24. Je te dirai tout

Par Eurys
Notes de l’auteur : Désolée du retard, ma semaine a été très difficile et je n'avais plus du tout le morale de tenir ma publication. Me voici de retour ♥

Elle expira doucement, laissant l'air s'échapper de ses poumons. Six paires d'yeux la fixaient intensément, la clouant sur ce dressoir aussi bien que ne le ferait des pics.

Oh oui elle appréhendait. Mais elle avait aussi hâte.

Elle avait autant peur de révéler sa vérité qu'elle exaltait de se libérer de son fardeau. Son regard se releva, vif, se promenant sur chaque personne présente. Ils la fixaient et elle le leur rendait. Ses premiers mots étaient entendus comme la parole du prêtre. Elle avait insisté pour la présence de Constance. Elle voulait que son amie sache, et aussi, plus inconsciemment espérait son soutien.

Si elle ne savait pas comment ses amis réagiraient, une seule réaction la terrifiait, celle de Porthos.

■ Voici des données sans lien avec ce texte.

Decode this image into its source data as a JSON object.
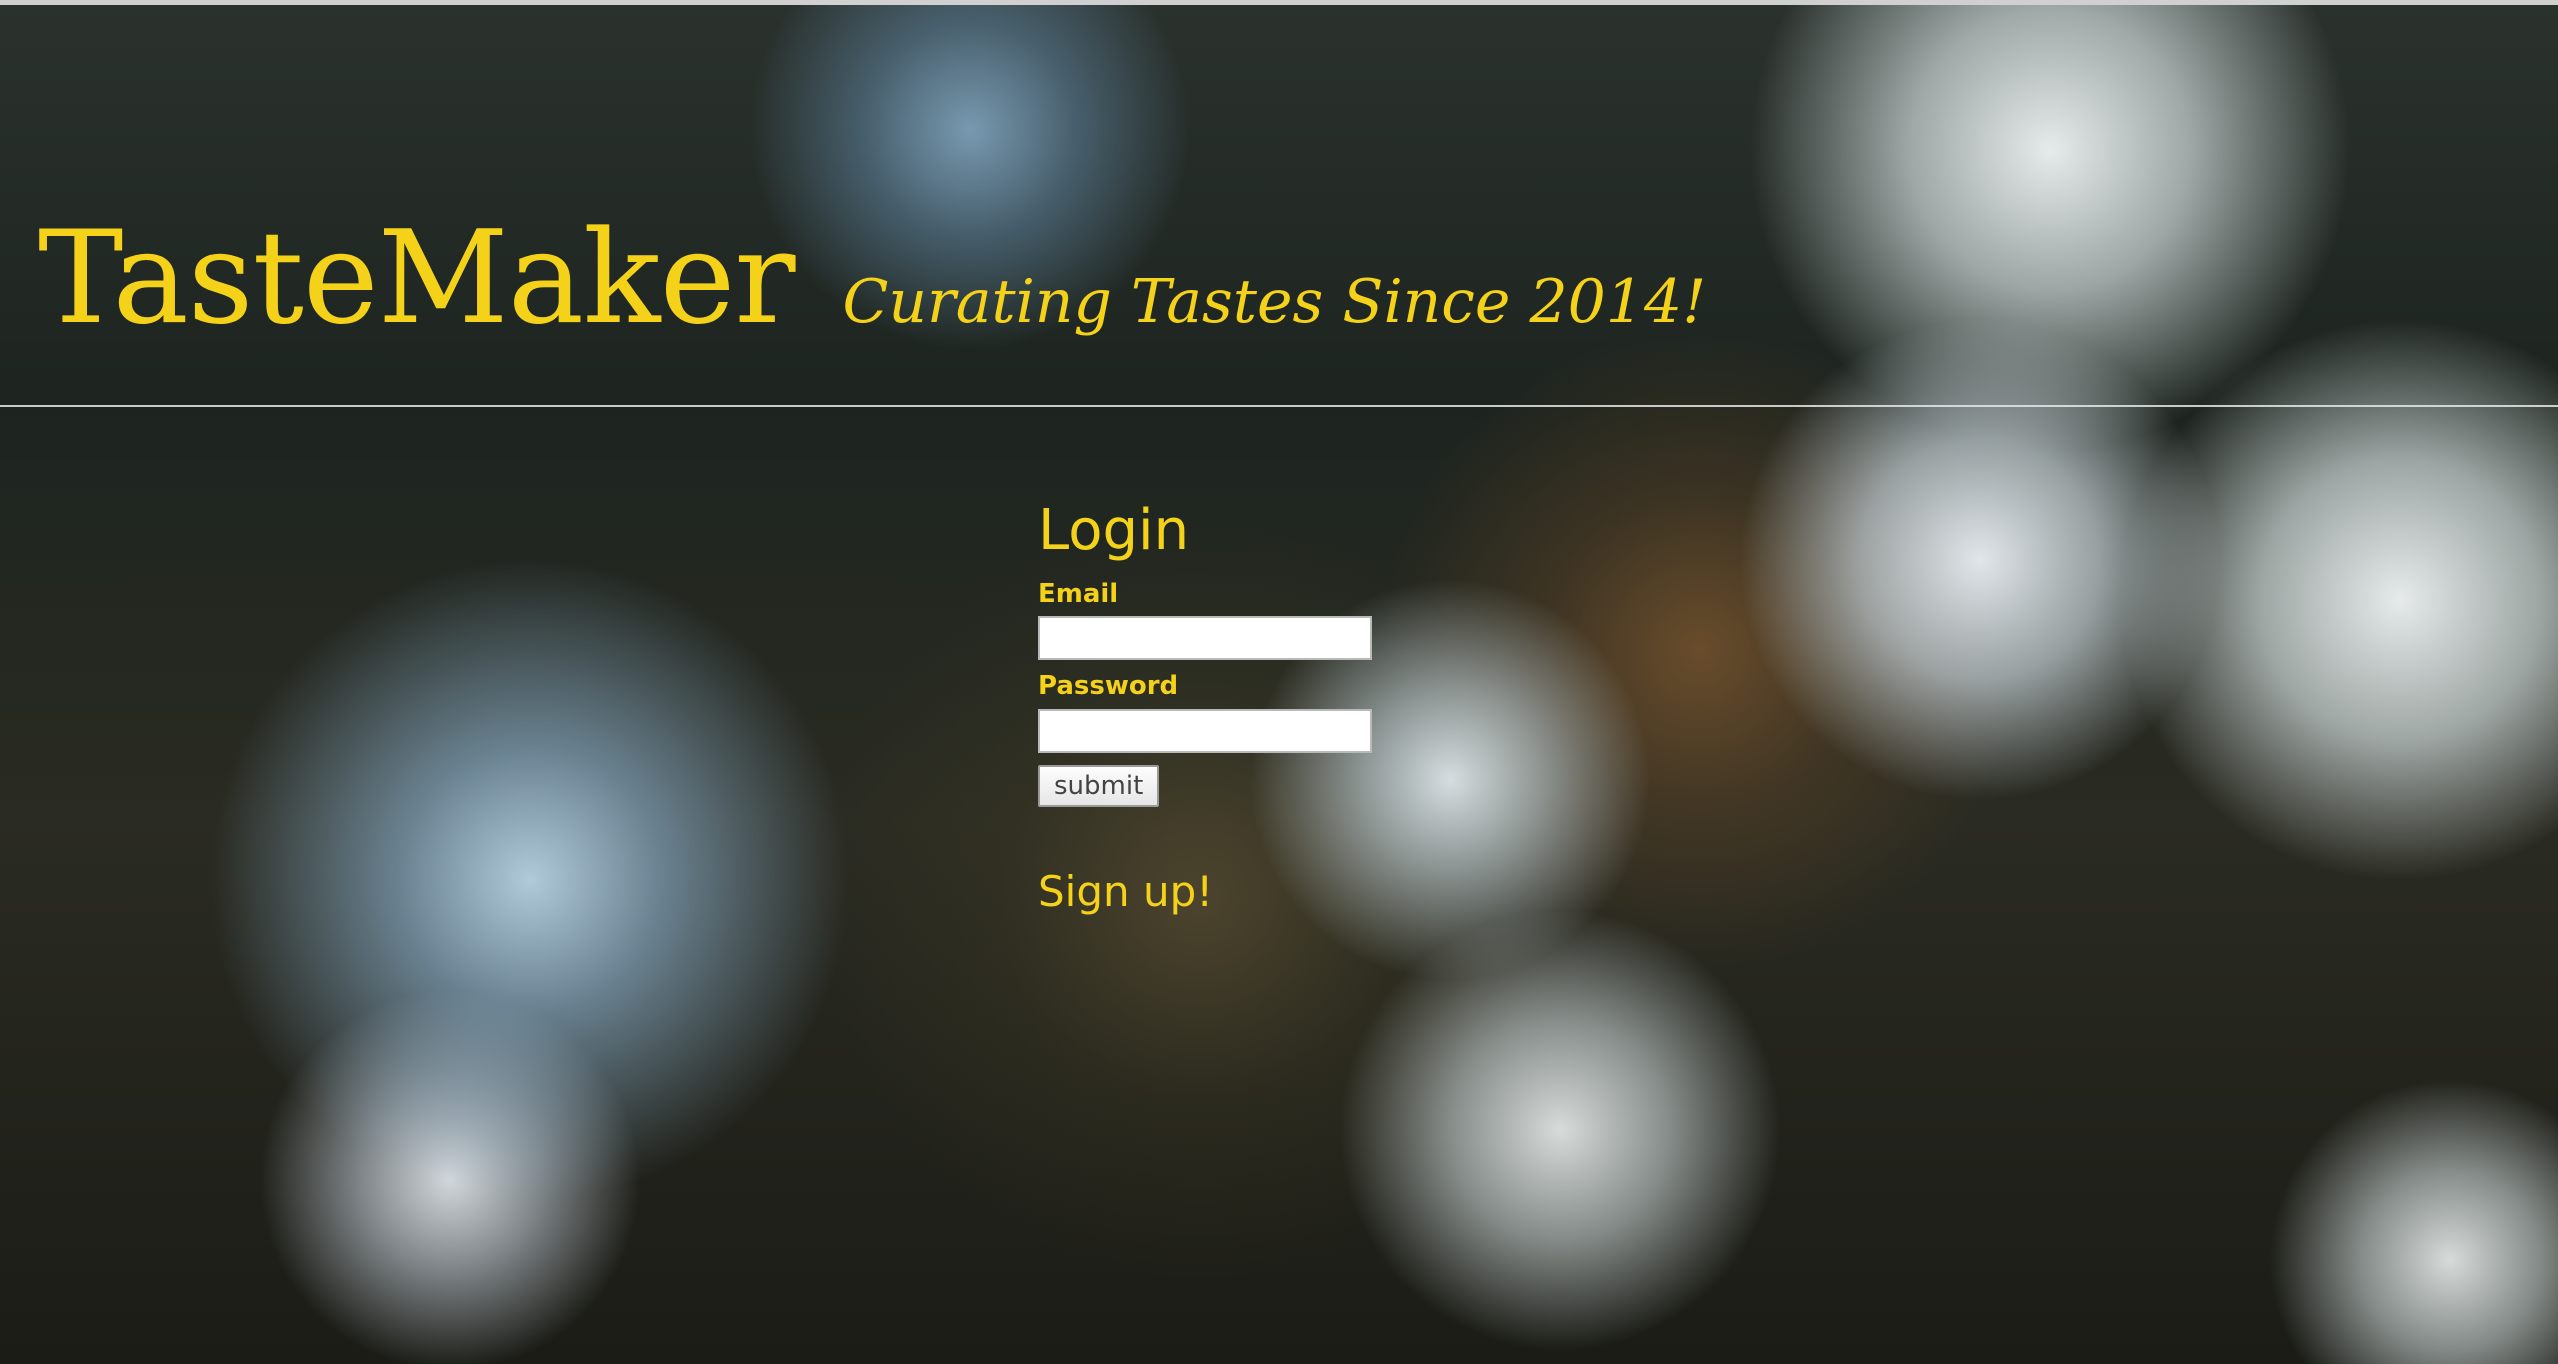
{
  "header": {
    "title": "TasteMaker",
    "tagline": "Curating Tastes Since 2014!"
  },
  "login": {
    "heading": "Login",
    "email_label": "Email",
    "email_value": "",
    "password_label": "Password",
    "password_value": "",
    "submit_label": "submit",
    "signup_label": "Sign up!"
  },
  "colors": {
    "accent": "#f5d21a",
    "divider": "#e6e6e6"
  }
}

L'homme s'était tu autant qu'il le pouvait durant le voyage. Il l'avait évitée, et en même temps observée.

Que devait-il se dire ?

Elle savait qu'il y'avait de fortes chances pour que sa relation si particulière avec l'homme ne soit brisée, mais au fond elle espérait, d'une flamme forte et brulante, qu'il ne lui tourne pas le dos.

Elle savait que Porthos aimait les femmes, cela était une certitude. Et s'il s'était épris de l'homme qu'elle était, pourquoi n'en serait-il pas de même de la femme également ?

Debout au fond de la pièce, le dos contre la cloison de bois, elle savait qu'il l'observait, malgré son air détaché.

Ses prunelles vertes ne le lâchèrent pas jusqu'à ce qu'une sensation d'être épié ne le force à lever le regard. Armand le happa, capturant aussi longtemps qu'il le pouvait les yeux d'ambre.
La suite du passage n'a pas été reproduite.